PyPI version Python versions CI License: MIT

Skill Engineering. Test-driven. AI-analyzed.

A pytest plugin for skill engineering — test your MCP server tools, prompt templates, agent skills, and .agent.md instruction files with real LLMs. Red/Green/Refactor for the skill stack. Let AI analysis tell you what to fix.

Why?

Modern AI systems are built on skill engineering — the discipline of designing modular, reliable, callable capabilities that an LLM can discover, invoke, and orchestrate to perform real tasks. Skills are what separate "text generator" from "coding agent that actually does things."
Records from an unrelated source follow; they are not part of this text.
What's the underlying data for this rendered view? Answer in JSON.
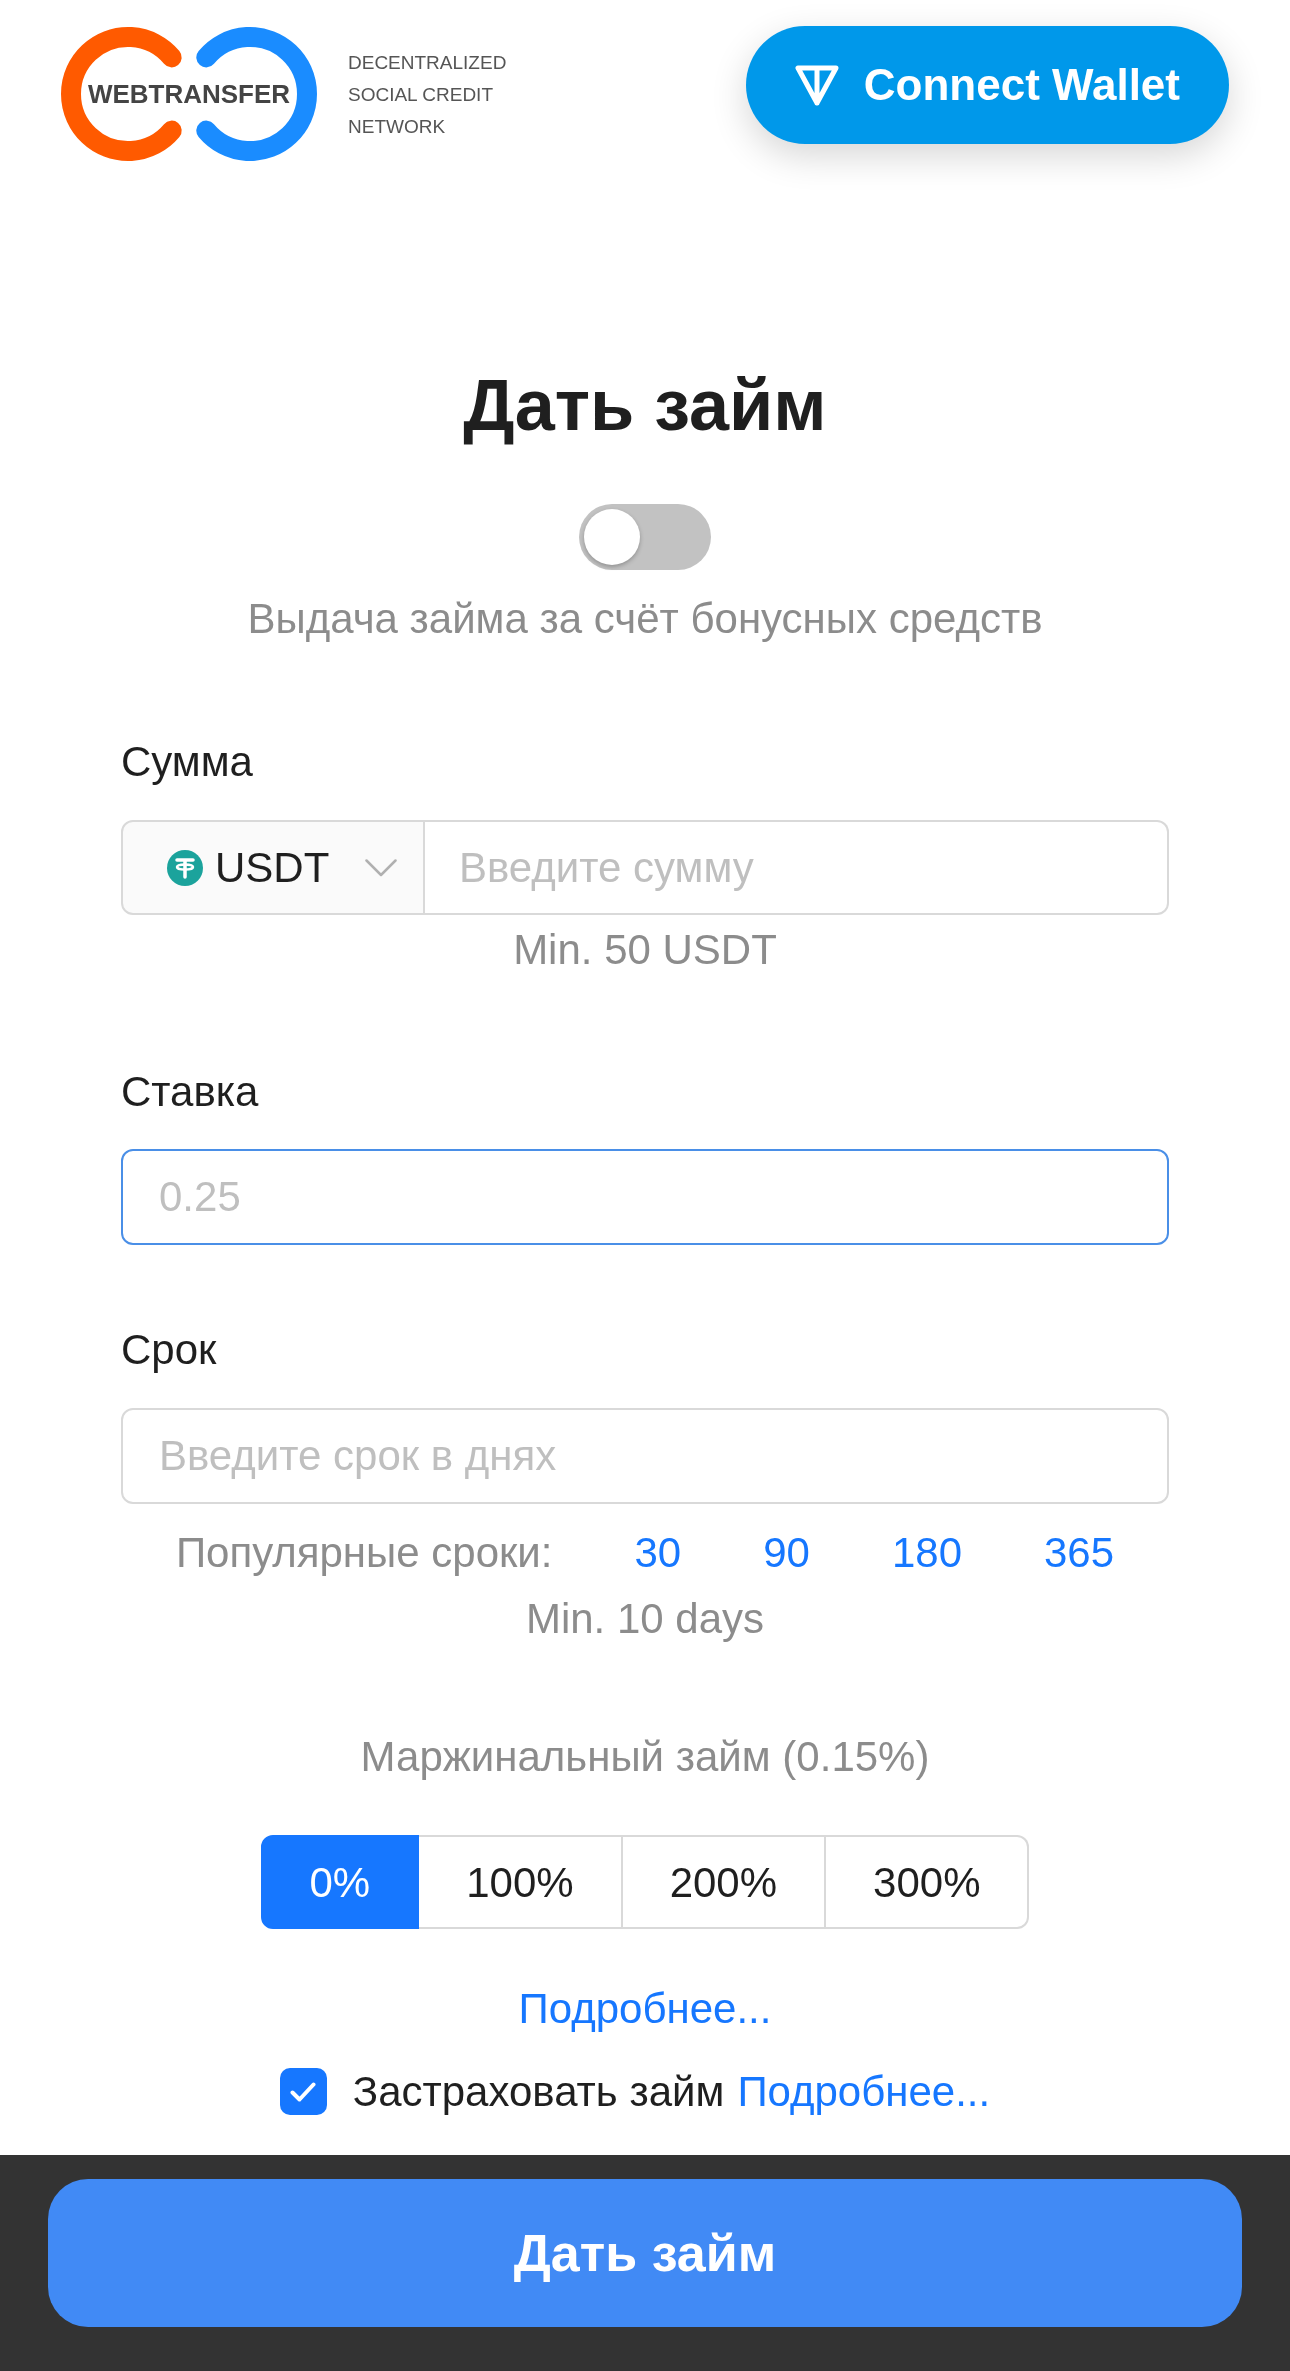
{
  "header": {
    "logo_text": "WEBTRANSFER",
    "tagline": [
      "DECENTRALIZED",
      "SOCIAL CREDIT",
      "NETWORK"
    ],
    "connect_button": "Connect Wallet"
  },
  "title": "Дать займ",
  "bonus_toggle": {
    "on": false,
    "label": "Выдача займа за счёт бонусных средств"
  },
  "amount": {
    "label": "Сумма",
    "currency": "USDT",
    "placeholder": "Введите сумму",
    "focused": false,
    "hint": "Min. 50 USDT"
  },
  "rate": {
    "label": "Ставка",
    "placeholder": "0.25",
    "focused": true
  },
  "term": {
    "label": "Срок",
    "placeholder": "Введите срок в днях",
    "focused": false,
    "popular_label": "Популярные сроки:",
    "popular": [
      "30",
      "90",
      "180",
      "365"
    ],
    "hint": "Min. 10 days"
  },
  "margin": {
    "label": "Маржинальный займ (0.15%)",
    "options": [
      {
        "label": "0%",
        "selected": true
      },
      {
        "label": "100%",
        "selected": false
      },
      {
        "label": "200%",
        "selected": false
      },
      {
        "label": "300%",
        "selected": false
      }
    ],
    "more_link": "Подробнее..."
  },
  "insurance": {
    "checked": true,
    "label": "Застраховать займ",
    "more_link": "Подробнее..."
  },
  "submit_button": "Дать займ"
}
An MCP server is the runtime for those skills. It doesn't ship alone — it comes bundled with the full skill engineering stack: tools (callable functions), prompt templates (server-side reasoning starters), agent skills (domain knowledge and behavioral guidelines), and .agent.md instruction files (specialist sub-agent definitions in VS Code / Claude Code format). Users layer on their own prompt files (slash commands like /review) on top.

Your unit tests cover the server code. Nothing covers the skill stack. And the skill stack is what the LLM actually sees.

Skill engineering breaks in ways code tests can't catch:

  • The tool description is too vague — the LLM picks the wrong tool or passes garbage parameters
  • The prompt template renders correctly but the assembled message confuses the LLM
  • A prompt file's slash command produces garbage output because the instructions are ambiguous
  • The skill has the right facts but is structured so poorly the LLM skips it
  • The .agent.md file has the right tools listed but the description is too vague to trigger subagent dispatch

And when you're improving it — how do you know version A is better than version B?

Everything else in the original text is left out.